It’s touted as easing the foreclosure crisis and boosting demand for housing, but critics warn that a bill before the Senate might actually encourage foreclosures and drive down house values.
At issue is a proposal to award a $7,000 tax credit to people who buy foreclosed homes or homes on which foreclosure has been filed, one piece of a broader measure that awards tax breaks to homebuilders and banks yet offers little for families in foreclosure.
The $7,000 credit is aimed at helping get foreclosed homes off the market, thereby stabilizing home prices and keeping blighted houses from dragging down neighborhoods.
However, economists say that making it easier to buy foreclosed homes makes it easier to sell them. Banks could be more inclined to foreclose on a house instead of renegotiating new terms with a homeowner behind on their payments.
At the same time, economists say, the $7,000 credit could distort the market by making foreclosed homes owned by lenders more attractive to buy than other homes. That has the effect of lowering the value of homes occupied by people who are up to date with their mortgages.
“A bank that owns a foreclosed house will get a big selling-price advantage over the single mom who lives next door and has been faithfully paying off her loan,” says Howard Gleckman of the Tax Policy Center, a joint project of the Urban Institute and the Brookings Institution.
“Indeed, because lenders would expect a higher price when they put a foreclosed house on the market, such a law might even encourage banks to repossess properties more quickly,” Gleckman adds.
Proponents of the idea reject the critique.
“All these houses in foreclosure are doing a whole lot more damage to the (house) value of the homeowner who’s making their payments than having a $7,000 tax credit to induce people to absorb those foreclosures,” counters Sen. Johnny Isakson, R-Ga. “It helps you to fix the bottom of the market so the market can turn around.”
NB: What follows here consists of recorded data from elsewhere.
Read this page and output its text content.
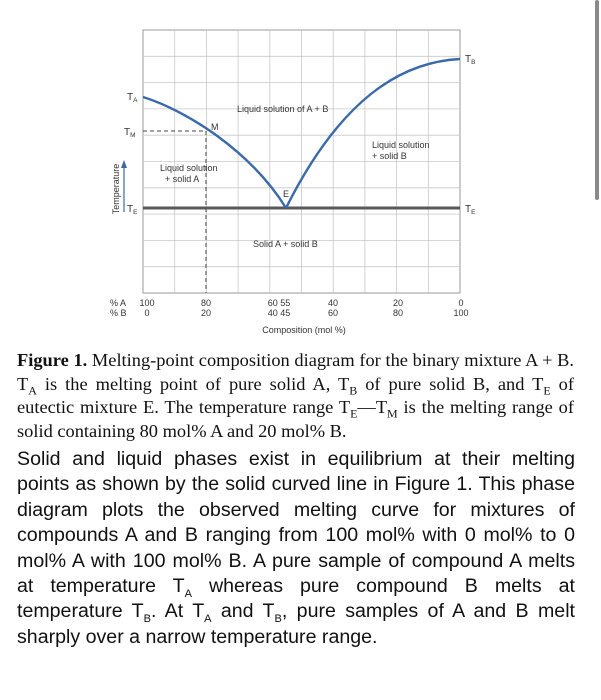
Temperature
$T_A$
$T_M$
$T_E$
$T_B$
$T_E$
M
E
Liquid solution of A + B
Liquid solution
+ solid A
Liquid solution
+ solid B
Solid A + solid B
% A
% B
100
0
80
20
60 55
40 45
40
60
20
80
0
100
Composition (mol %)
Figure 1. Melting-point composition diagram for the binary mixture A + B. $T_A$ is the melting point of pure solid A, $T_B$ of pure solid B, and $T_E$ of eutectic mixture E. The temperature range $T_E—T_M$ is the melting range of solid containing 80 mol% A and 20 mol% B.
Solid and liquid phases exist in equilibrium at their melting points as shown by the solid curved line in Figure 1. This phase diagram plots the observed melting curve for mixtures of compounds A and B ranging from 100 mol% with 0 mol% to 0 mol% A with 100 mol% B. A pure sample of compound A melts at temperature $T_A$ whereas pure compound B melts at temperature $T_B$. At $T_A$ and $T_B$, pure samples of A and B melt sharply over a narrow temperature range.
The Bush administration opposes the foreclosure purchase tax credit, though it’s been circumspect in its public statements. In an unusual step, the White House did not issue an official policy statement as it does with most important legislation.
“Some of the proposals we’ve seen might have the potential to distort the market,” said Treasury Department spokesman Andrew DeSouza.
While people entering the housing market would benefit from the $7,000 credit, as would lenders owning big stocks of unoccupied, foreclosed homes, it would do nothing for people who have already lost their homes or are threatened with foreclosure.
“What this does is not to help anyone who has problems with their mortgage. All this does is to make those homes easier to sell once the home has gone into foreclosure,” said David John, an economist for the conservative Heritage Foundation. “It benefits the lender. It doesn’t benefit the borrower.”
“Foreclosed and vacant houses are a blight on the neighborhood. They drag down home prices,” said Finance Committee Chairman Max Baucus, D-Mont. “Congress should encourage people to purchase those properties. That would help stabilize home prices and get the housing industry back on track.”
The $7,000 tax credit has a relatively small cost of $1.6 billion over the next several years. The same can’t be said of a plan that awards homebuilders, lenders and other money-losing businesses a big tax break.
That provision, dropped from February’s stimulus measure after critics said it was unlikely to generate substantial new investment, would permit homebuilders and other businesses absorbing heavy losses now to reclaim taxes paid when times were good.
The so-called operating loss carryback plan would lengthen from two to four years the period for which businesses suffering losses can reclaim previously paid taxes. It would cost $25 billion through 2010, though its price tag falls to $6 billion over a 10-year window.
House Democrats aren’t planning to include either the foreclosure tax credit or the business tax refunds in a housing bill they expect to start putting together this week.
Meanwhile, the bill contains another provision that would allow people who don’t itemize their deductions claim a $500-$1,000 deduction on their property taxes. It would chiefly benefit homeowners who have paid off their homes and can’t claim a deduction on mortgage interest.
But people who have paid off their homes are, by definition, not at risk of foreclosure, critics say. Most have also built up considerable equity in their homes over the years, despite the recent downturn.
In addition to these provisions, senators are scrambling to add others. Some are connected to the crisis, but others are not, such as a plan by Sens. Maria Cantwell, D-Wash., and John Ensign, R-Nev., to add $6 billion worth of tax breaks for renewable energy producers.
Sen. Ben Cardin, D-Md., wants to give a temporary $7,000 credit to first-time home buyers to try to boost the housing market.
Sens. Bill Nelson, D-Fla., and Norm Coleman, R-Minn., are pressing to let homeowners who are late on their mortgage payments withdraw money penalty-free from their retirement accounts to avoid foreclosure.